Hungary in the 1960s
In the late sixties I was like every other teenager in the world. I loved music and I wanted to be a rock and roll star. That was my dream. My reality was much different. I was living in Budapest Hungary under a strict Communist regime. Fortunately I had a gift, my musical talent was prodigious and I was consigned to study to the point of mastery one of the most beautiful instruments in the world. There are indeed worse fates. My grade school and middle school years I studied at the famed Bela Bartok Music Conservatory in Budapest. I was then enrolled in the esteemed Franz Liszt Music Academy where I graduated with honors. Music consumed my life and it was to be my life. It was however, not my passion. What I wanted more than anything else was to live in the greatest country in the world – I wanted to live in America.
From Budapest to Portugal to New York City
In 1968 I fled Hungary. I went first to Portugal where I played the organ in a local church as I waited for my papers. One year later I flew to America and went immediately to New York City. I attended Julliard and played at Carnegie Hall while I indulged my other passion: food. During the next twenty years I opened seven restaurants in New York City. Perhaps Mr. Trump even knows of one (insert names).
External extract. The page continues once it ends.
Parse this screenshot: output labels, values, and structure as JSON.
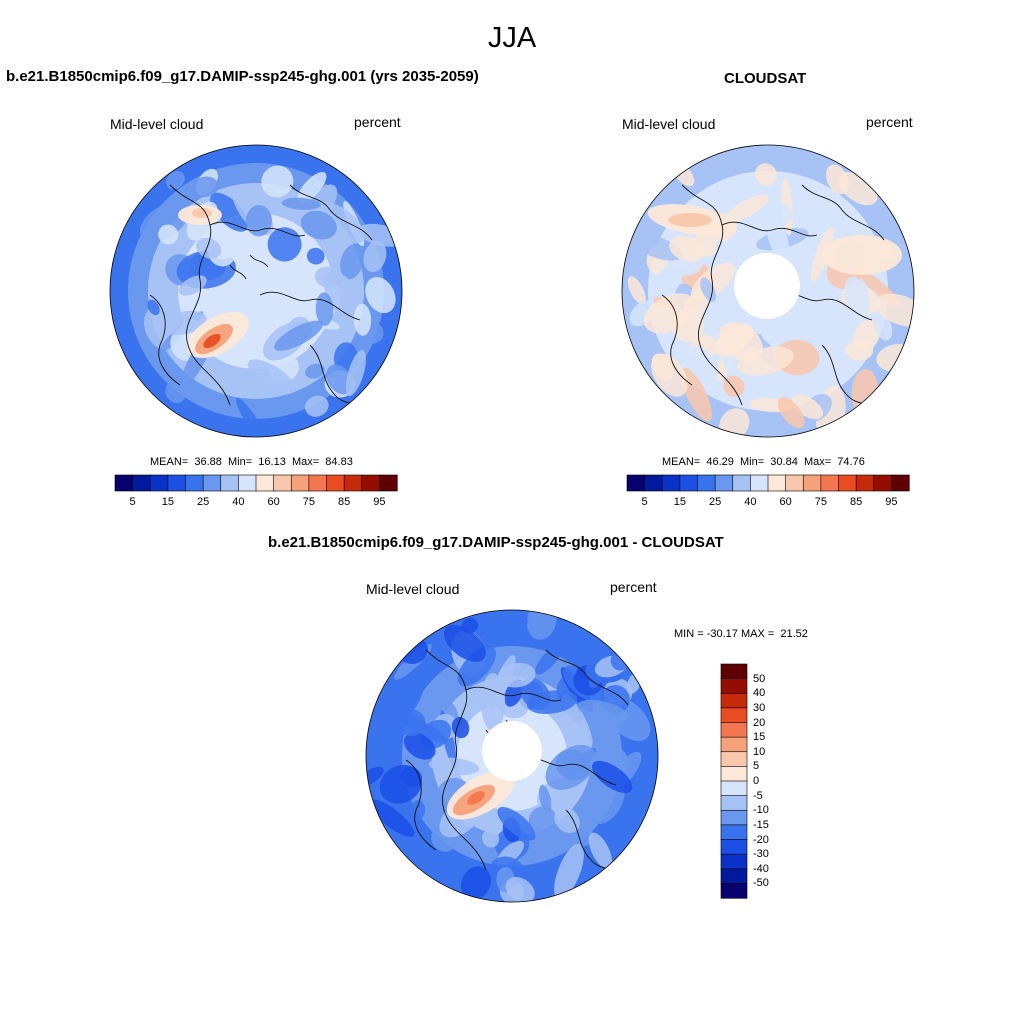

It is while I owned these restaurants that I developed my improvisational style of playing. As I shared my music with my customers I was living the dream I had always dreamt. Since 9/11 however, that dream for many of us has changed and so have we. I moved to Arizona but continued opening restaurants and playing the piano but things did not seem the same. The country had changed. But today, I am more encouraged than I have been for twenty years.